È una fase in cui le dinamiche tecniche, come le tariffe commerciali, si abbinano a quelle politiche, come la volontà americana di porre la Cina sotto un sistema internazionale. Questioni che si rispecchiano in modo pratico su dati come quelli citati, ma che hanno anche un aspetto narrativo. Domani la Cina festeggerà i suoi 70 anni e si appresta a mostrarsi al mondo come una potenza militare, con una cerimonia che include una parata militare in cui verranno mostrati i pezzi più pregiati di un arsenale in continua crescita.

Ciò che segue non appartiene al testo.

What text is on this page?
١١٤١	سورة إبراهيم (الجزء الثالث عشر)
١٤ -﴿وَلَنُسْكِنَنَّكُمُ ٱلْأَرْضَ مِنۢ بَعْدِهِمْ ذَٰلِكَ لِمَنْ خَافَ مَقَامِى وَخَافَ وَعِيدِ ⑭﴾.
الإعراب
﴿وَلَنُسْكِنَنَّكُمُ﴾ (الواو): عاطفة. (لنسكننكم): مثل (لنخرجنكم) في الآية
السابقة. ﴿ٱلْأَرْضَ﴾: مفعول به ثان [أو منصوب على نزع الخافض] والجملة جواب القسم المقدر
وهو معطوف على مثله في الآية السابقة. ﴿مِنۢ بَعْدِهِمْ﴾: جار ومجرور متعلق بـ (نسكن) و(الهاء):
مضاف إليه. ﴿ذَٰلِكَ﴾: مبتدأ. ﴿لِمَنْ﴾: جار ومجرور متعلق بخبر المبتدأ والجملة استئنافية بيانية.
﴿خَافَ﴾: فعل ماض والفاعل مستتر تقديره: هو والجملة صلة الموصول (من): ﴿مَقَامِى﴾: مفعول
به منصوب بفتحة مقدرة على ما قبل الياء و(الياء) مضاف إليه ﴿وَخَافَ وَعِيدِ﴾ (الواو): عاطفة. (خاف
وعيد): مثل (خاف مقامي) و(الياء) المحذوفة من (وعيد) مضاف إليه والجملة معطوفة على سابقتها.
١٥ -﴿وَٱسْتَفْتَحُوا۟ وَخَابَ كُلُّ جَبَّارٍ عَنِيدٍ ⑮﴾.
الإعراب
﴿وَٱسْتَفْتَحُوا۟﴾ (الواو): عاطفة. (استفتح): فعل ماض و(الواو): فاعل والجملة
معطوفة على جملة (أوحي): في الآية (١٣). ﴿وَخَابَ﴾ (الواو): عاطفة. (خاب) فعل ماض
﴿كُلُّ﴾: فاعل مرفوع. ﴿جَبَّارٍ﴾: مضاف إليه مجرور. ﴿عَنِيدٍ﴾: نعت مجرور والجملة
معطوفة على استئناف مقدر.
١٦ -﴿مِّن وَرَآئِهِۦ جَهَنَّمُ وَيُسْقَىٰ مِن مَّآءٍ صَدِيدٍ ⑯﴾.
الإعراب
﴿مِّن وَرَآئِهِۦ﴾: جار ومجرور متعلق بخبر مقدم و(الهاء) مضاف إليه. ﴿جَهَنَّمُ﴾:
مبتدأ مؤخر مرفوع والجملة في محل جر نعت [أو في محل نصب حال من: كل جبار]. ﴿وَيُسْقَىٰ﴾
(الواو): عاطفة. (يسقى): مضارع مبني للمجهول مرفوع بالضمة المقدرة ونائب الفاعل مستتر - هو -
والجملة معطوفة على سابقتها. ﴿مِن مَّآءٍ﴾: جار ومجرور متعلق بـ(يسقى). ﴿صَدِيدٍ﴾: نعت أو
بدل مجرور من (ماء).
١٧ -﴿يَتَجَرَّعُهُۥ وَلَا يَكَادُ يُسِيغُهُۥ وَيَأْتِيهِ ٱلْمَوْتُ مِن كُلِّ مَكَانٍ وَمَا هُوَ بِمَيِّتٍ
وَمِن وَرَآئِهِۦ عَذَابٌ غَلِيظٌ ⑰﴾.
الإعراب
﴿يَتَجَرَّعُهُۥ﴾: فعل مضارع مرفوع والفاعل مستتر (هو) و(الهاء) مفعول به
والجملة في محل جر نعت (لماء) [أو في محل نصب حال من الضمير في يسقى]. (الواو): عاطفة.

La fusione delle componenti civili-militari sotto un quadro sostanzialmente controllato dal governo, con le aziende che si muovono secondo linee politiche e geopolitiche, è uno dei grandi temi di Pechino contro cui Washington sta lavorando. In questo ambito rientra anche il piano “Made in China 2025”, quello con cui il presidente Xi Jinping vorrebbe far raggiungere alla Cina l’indipendenza tecnologica e il primato globale. Paradigma funzionale è il caso Huawei, gigante delle telco cinese contro cui gli Stati Uniti hanno lavorato per creare un fronte d’isolamento compatto, perché viene considerata una di specie di corpo di ingegneri dell’Esercito di liberazione popolare per le telecomunicazioni globali.

Huawei è l’esempio che raccoglie tutto: dalla sovrapposizione civile-militare che crea problematiche di dimensione strategica, ai rispetti dei parametri di trasparenza richiesti dal mercato globale, fino al piano pratico dell’efficenza. La società cinese è attualmente il produttore numero uno al mondo di determinati sistemi di telecomunicazione e riesce per questo a guidare il mercato, dando alla Cina vantaggio su settori come il 5G.